Talking about pay cuts, Citi CEO Vikram Pandit is getting a roughly $10 million haircut on his salary, says the Post. While on paper Pandit was set to take home $10.8 million in 2008, he received $958,333 instead, thanks to the elimination of his cash bonus, plus the worthlessness of his options and stocks. Pandit has said he will take home a salary of no more than one dollar until Citi is profitable again, which, if the firm is lucky, could be this quarter. Last week, Citi said it was profitable during the first two months of the year. At least Citi is no longer trading for under $1. It closed at $2.33 Monday.
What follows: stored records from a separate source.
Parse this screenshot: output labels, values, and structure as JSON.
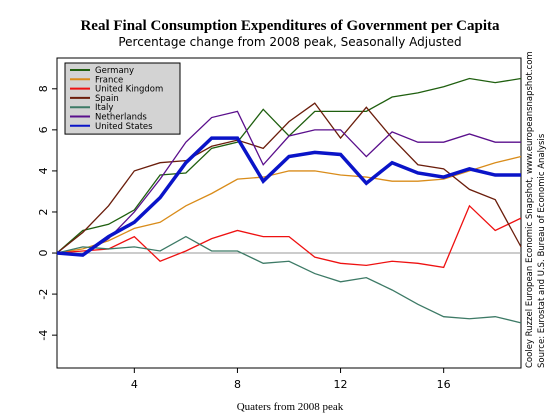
{
  "chart_data": {
    "type": "line",
    "title": "Real Final Consumption Expenditures of Government per Capita",
    "subtitle": "Percentage change from 2008 peak, Seasonally Adjusted",
    "xlabel": "Quaters from 2008 peak",
    "annotations": [
      "Cooley Ruzzel European Economic Snapshot, www.europeansnapshot.com",
      "Source: Eurostat and U.S. Bureau of Economic Analysis"
    ],
    "x": [
      1,
      2,
      3,
      4,
      5,
      6,
      7,
      8,
      9,
      10,
      11,
      12,
      13,
      14,
      15,
      16,
      17,
      18,
      19
    ],
    "series": [
      {
        "name": "Germany",
        "color": "#1f5f0f",
        "values": [
          0,
          1.1,
          1.4,
          2.1,
          3.8,
          3.9,
          5.1,
          5.4,
          7.0,
          5.7,
          6.9,
          6.9,
          6.9,
          7.6,
          7.8,
          8.1,
          8.5,
          8.3,
          8.5
        ]
      },
      {
        "name": "France",
        "color": "#d98c1a",
        "values": [
          0,
          0.2,
          0.6,
          1.2,
          1.5,
          2.3,
          2.9,
          3.6,
          3.7,
          4.0,
          4.0,
          3.8,
          3.7,
          3.5,
          3.5,
          3.6,
          4.0,
          4.4,
          4.7
        ]
      },
      {
        "name": "United Kingdom",
        "color": "#ee1111",
        "values": [
          0,
          0.1,
          0.2,
          0.8,
          -0.4,
          0.1,
          0.7,
          1.1,
          0.8,
          0.8,
          -0.2,
          -0.5,
          -0.6,
          -0.4,
          -0.5,
          -0.7,
          2.3,
          1.1,
          1.7
        ]
      },
      {
        "name": "Spain",
        "color": "#6b1e0c",
        "values": [
          0,
          1.0,
          2.3,
          4.0,
          4.4,
          4.5,
          5.2,
          5.5,
          5.1,
          6.4,
          7.3,
          5.6,
          7.1,
          5.6,
          4.3,
          4.1,
          3.1,
          2.6,
          0.3
        ]
      },
      {
        "name": "Italy",
        "color": "#3d7a66",
        "values": [
          0,
          0.3,
          0.2,
          0.3,
          0.1,
          0.8,
          0.1,
          0.1,
          -0.5,
          -0.4,
          -1.0,
          -1.4,
          -1.2,
          -1.8,
          -2.5,
          -3.1,
          -3.2,
          -3.1,
          -3.4
        ]
      },
      {
        "name": "Netherlands",
        "color": "#5a0f8c",
        "values": [
          0,
          -0.1,
          0.7,
          2.0,
          3.6,
          5.4,
          6.6,
          6.9,
          4.3,
          5.7,
          6.0,
          6.0,
          4.7,
          5.9,
          5.4,
          5.4,
          5.8,
          5.4,
          5.4
        ]
      },
      {
        "name": "United States",
        "color": "#0a14c8",
        "values": [
          0,
          -0.1,
          0.8,
          1.5,
          2.7,
          4.4,
          5.6,
          5.6,
          3.5,
          4.7,
          4.9,
          4.8,
          3.4,
          4.4,
          3.9,
          3.7,
          4.1,
          3.8,
          3.8
        ]
      }
    ],
    "xlim": [
      1,
      19
    ],
    "xticks": [
      4,
      8,
      12,
      16
    ],
    "ylim": [
      -5.6,
      9.5
    ],
    "yticks": [
      -4,
      -2,
      0,
      2,
      4,
      6,
      8
    ],
    "legend": "upper left"
  }
}
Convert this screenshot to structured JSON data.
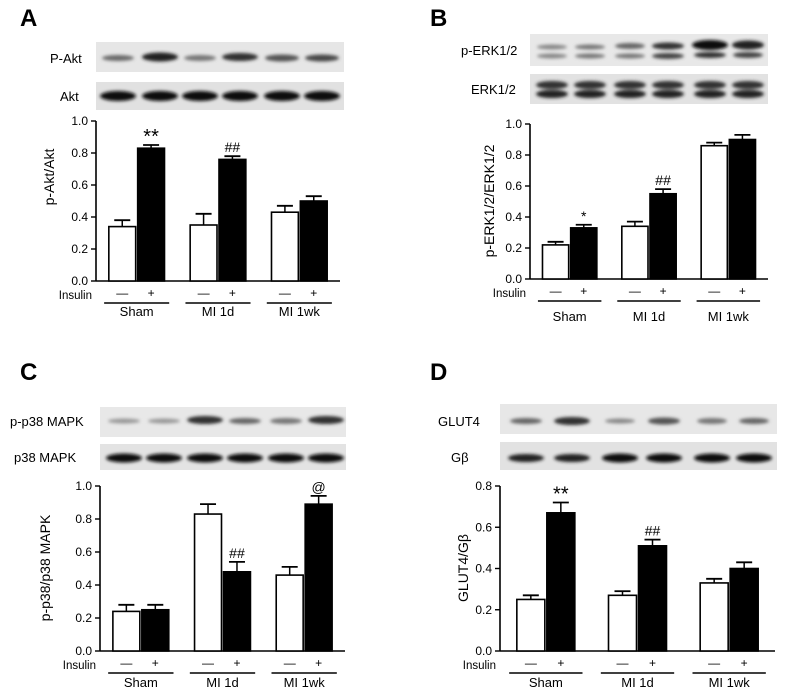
{
  "figure": {
    "treatment_label": "Insulin",
    "minus_sign": "—",
    "plus_sign": "+",
    "groups": [
      "Sham",
      "MI 1d",
      "MI 1wk"
    ]
  },
  "chart_data": [
    {
      "panel": "A",
      "type": "bar",
      "blots": [
        "P-Akt",
        "Akt"
      ],
      "ylabel": "p-Akt/Akt",
      "ylim": [
        0,
        1.0
      ],
      "yticks": [
        "0.0",
        "0.2",
        "0.4",
        "0.6",
        "0.8",
        "1.0"
      ],
      "categories": [
        "Sham",
        "MI 1d",
        "MI 1wk"
      ],
      "series": [
        {
          "treatment": "—",
          "fill": "#ffffff",
          "values": [
            0.34,
            0.35,
            0.43
          ],
          "errors": [
            0.04,
            0.07,
            0.04
          ]
        },
        {
          "treatment": "+",
          "fill": "#000000",
          "values": [
            0.83,
            0.76,
            0.5
          ],
          "errors": [
            0.02,
            0.02,
            0.03
          ]
        }
      ],
      "annotations": [
        "**",
        "##",
        ""
      ]
    },
    {
      "panel": "B",
      "type": "bar",
      "blots": [
        "p-ERK1/2",
        "ERK1/2"
      ],
      "ylabel": "p-ERK1/2/ERK1/2",
      "ylim": [
        0,
        1.0
      ],
      "yticks": [
        "0.0",
        "0.2",
        "0.4",
        "0.6",
        "0.8",
        "1.0"
      ],
      "categories": [
        "Sham",
        "MI 1d",
        "MI 1wk"
      ],
      "series": [
        {
          "treatment": "—",
          "fill": "#ffffff",
          "values": [
            0.22,
            0.34,
            0.86
          ],
          "errors": [
            0.02,
            0.03,
            0.02
          ]
        },
        {
          "treatment": "+",
          "fill": "#000000",
          "values": [
            0.33,
            0.55,
            0.9
          ],
          "errors": [
            0.02,
            0.03,
            0.03
          ]
        }
      ],
      "annotations": [
        "*",
        "##",
        ""
      ]
    },
    {
      "panel": "C",
      "type": "bar",
      "blots": [
        "p-p38 MAPK",
        "p38 MAPK"
      ],
      "ylabel": "p-p38/p38 MAPK",
      "ylim": [
        0,
        1.0
      ],
      "yticks": [
        "0.0",
        "0.2",
        "0.4",
        "0.6",
        "0.8",
        "1.0"
      ],
      "categories": [
        "Sham",
        "MI 1d",
        "MI 1wk"
      ],
      "series": [
        {
          "treatment": "—",
          "fill": "#ffffff",
          "values": [
            0.24,
            0.83,
            0.46
          ],
          "errors": [
            0.04,
            0.06,
            0.05
          ]
        },
        {
          "treatment": "+",
          "fill": "#000000",
          "values": [
            0.25,
            0.48,
            0.89
          ],
          "errors": [
            0.03,
            0.06,
            0.05
          ]
        }
      ],
      "annotations": [
        "",
        "##",
        "@"
      ]
    },
    {
      "panel": "D",
      "type": "bar",
      "blots": [
        "GLUT4",
        "Gβ"
      ],
      "ylabel": "GLUT4/Gβ",
      "ylim": [
        0,
        0.8
      ],
      "yticks": [
        "0.0",
        "0.2",
        "0.4",
        "0.6",
        "0.8"
      ],
      "categories": [
        "Sham",
        "MI 1d",
        "MI 1wk"
      ],
      "series": [
        {
          "treatment": "—",
          "fill": "#ffffff",
          "values": [
            0.25,
            0.27,
            0.33
          ],
          "errors": [
            0.02,
            0.02,
            0.02
          ]
        },
        {
          "treatment": "+",
          "fill": "#000000",
          "values": [
            0.67,
            0.51,
            0.4
          ],
          "errors": [
            0.05,
            0.03,
            0.03
          ]
        }
      ],
      "annotations": [
        "**",
        "##",
        ""
      ]
    }
  ]
}
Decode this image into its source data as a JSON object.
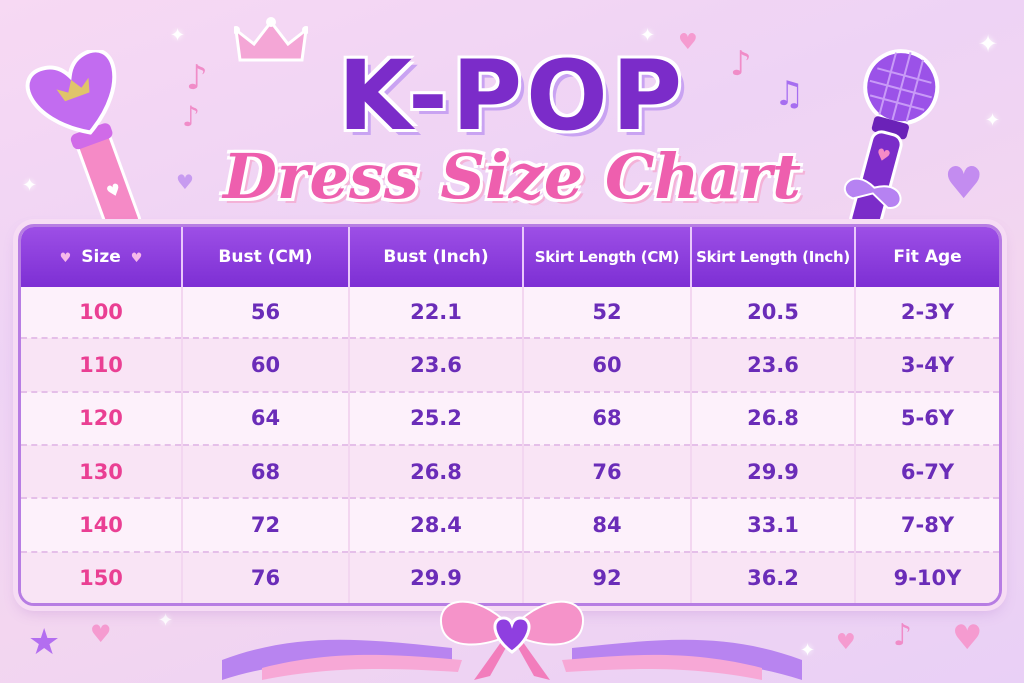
{
  "title": {
    "line1": "K-POP",
    "line2": "Dress Size Chart"
  },
  "table": {
    "headers": [
      "Size",
      "Bust (CM)",
      "Bust (Inch)",
      "Skirt Length (CM)",
      "Skirt Length (Inch)",
      "Fit Age"
    ],
    "rows": [
      [
        "100",
        "56",
        "22.1",
        "52",
        "20.5",
        "2-3Y"
      ],
      [
        "110",
        "60",
        "23.6",
        "60",
        "23.6",
        "3-4Y"
      ],
      [
        "120",
        "64",
        "25.2",
        "68",
        "26.8",
        "5-6Y"
      ],
      [
        "130",
        "68",
        "26.8",
        "76",
        "29.9",
        "6-7Y"
      ],
      [
        "140",
        "72",
        "28.4",
        "84",
        "33.1",
        "7-8Y"
      ],
      [
        "150",
        "76",
        "29.9",
        "92",
        "36.2",
        "9-10Y"
      ]
    ]
  },
  "icons": [
    "crown-icon",
    "heart-lightstick-icon",
    "microphone-icon",
    "music-note-icon",
    "heart-icon",
    "sparkle-icon",
    "bow-icon",
    "star-icon"
  ],
  "colors": {
    "purple": "#7b2cc9",
    "pink": "#ee5fae",
    "header_bg": "#8a3ddb",
    "background": "#f3d6f0"
  }
}
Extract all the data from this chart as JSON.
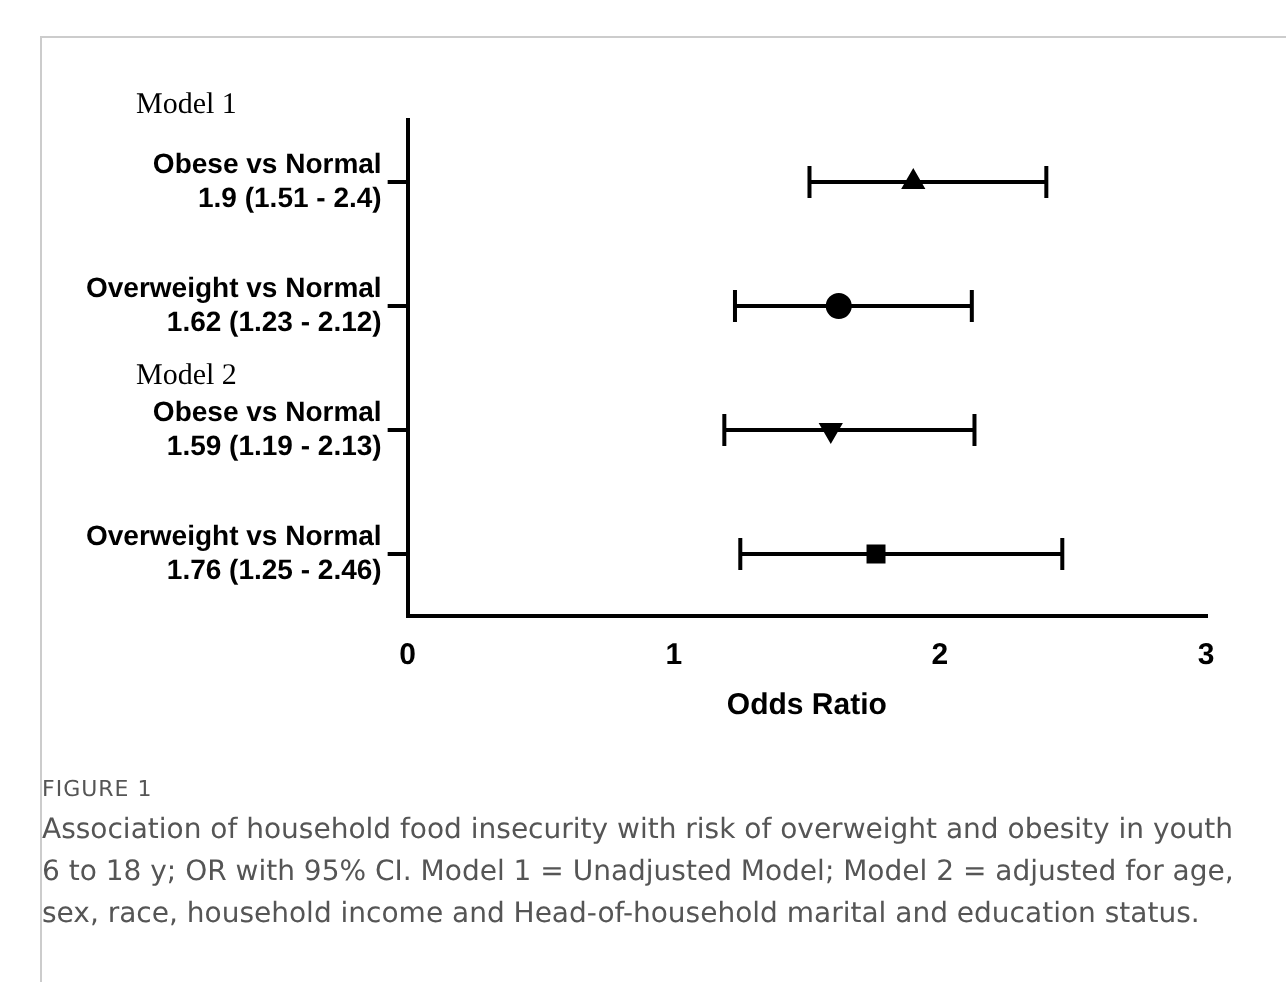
{
  "chart_data": {
    "type": "scatter",
    "orientation": "horizontal",
    "categories": [
      "Obese vs Normal\n1.9 (1.51 - 2.4)",
      "Overweight vs Normal\n1.62 (1.23 - 2.12)",
      "Obese vs Normal\n1.59 (1.19 - 2.13)",
      "Overweight vs Normal\n1.76 (1.25 - 2.46)"
    ],
    "series": [
      {
        "color": "#000000",
        "marker": "triangle",
        "values": [
          1.9,
          null,
          null,
          null
        ],
        "errors": [
          [
            1.51,
            2.4
          ],
          null,
          null,
          null
        ]
      },
      {
        "color": "#000000",
        "marker": "circle",
        "values": [
          null,
          1.62,
          null,
          null
        ],
        "errors": [
          null,
          [
            1.23,
            2.12
          ],
          null,
          null
        ]
      },
      {
        "color": "#000000",
        "marker": "triangle-down",
        "values": [
          null,
          null,
          1.59,
          null
        ],
        "errors": [
          null,
          null,
          [
            1.19,
            2.13
          ],
          null
        ]
      },
      {
        "color": "#000000",
        "marker": "square",
        "values": [
          null,
          null,
          null,
          1.76
        ],
        "errors": [
          null,
          null,
          null,
          [
            1.25,
            2.46
          ]
        ]
      }
    ],
    "xlabel": "Odds Ratio",
    "xlim": [
      0,
      3
    ],
    "xticks": [
      0,
      1,
      2,
      3
    ],
    "grid": false,
    "legend": false,
    "annotations": [
      "Model 1",
      "Model 2",
      "FIGURE 1",
      "Association of household food insecurity with risk of overweight and obesity in youth 6 to 18 y; OR with 95% CI. Model 1 = Unadjusted Model; Model 2 = adjusted for age, sex, race, household income and Head-of-household marital and education status."
    ]
  }
}
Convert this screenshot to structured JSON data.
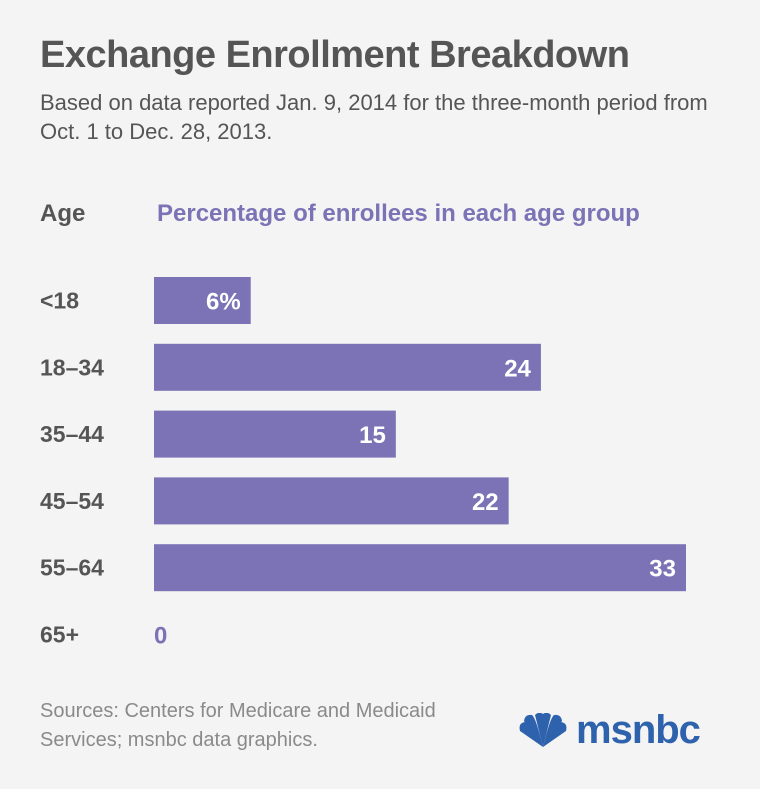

In other bank news, Wells Fargo Chairman Richard Kovacevich said Friday that the government’s stress test on banks is ‘assinine,’ the Post reports. Speaking at a Stanford University event, Kovacevich expressed some regret about the bank’s acceptance of $25 million in TARP money, and the retroactive restrictions that come with that bailout money, saying the bank would have been able to raise private capital. Kovacevich says Wells’ had to slash its dividend 85 percent to a nickel because of the bailout money it took. "Is this America - when you do what your government asks you to do and then retroactively you also have additional conditions?" Kovacevich griped. Riddle me this, what other country do you know bails out banks with taxpayer money and (gasp) sets restrictions on the use of said borrowed taxpayer money?

As for Madoff, prosecutors are going after the Ponz’s assets, regardless of whether they are held in the name of Ruth Madoff, his wife, says the Financial Times. The government plans to seize Madoff properties with a combined value of $22 million, including his upper east side Manhattan apartment, holiday homes in Montauk, New York, Palm Beach, Fla. and Cap d’Antibes, France. They also plan to pursue the $17 million in cash in Mrs. Ponz’s Wachovia bank account and $45 million in municipal bonds she is holding at Cohmad Securities. In total Madoff’s assets sit at around $826 million, including two Mercedes, a BMW and a Volkswagen Touareg, in addition to four boats, three officially registered to Mrs. Madoff. The boats include a $7 million 23m Leopard Sport Yacht named “Bull” docked in France, a 12m sport fishing boat named “Sitting Bull”, a 7.5m Pathfinder named “Little Bull,” as well as a 17m sport-fishing boat, the FT reports. How about an airboat named “The Ponz.”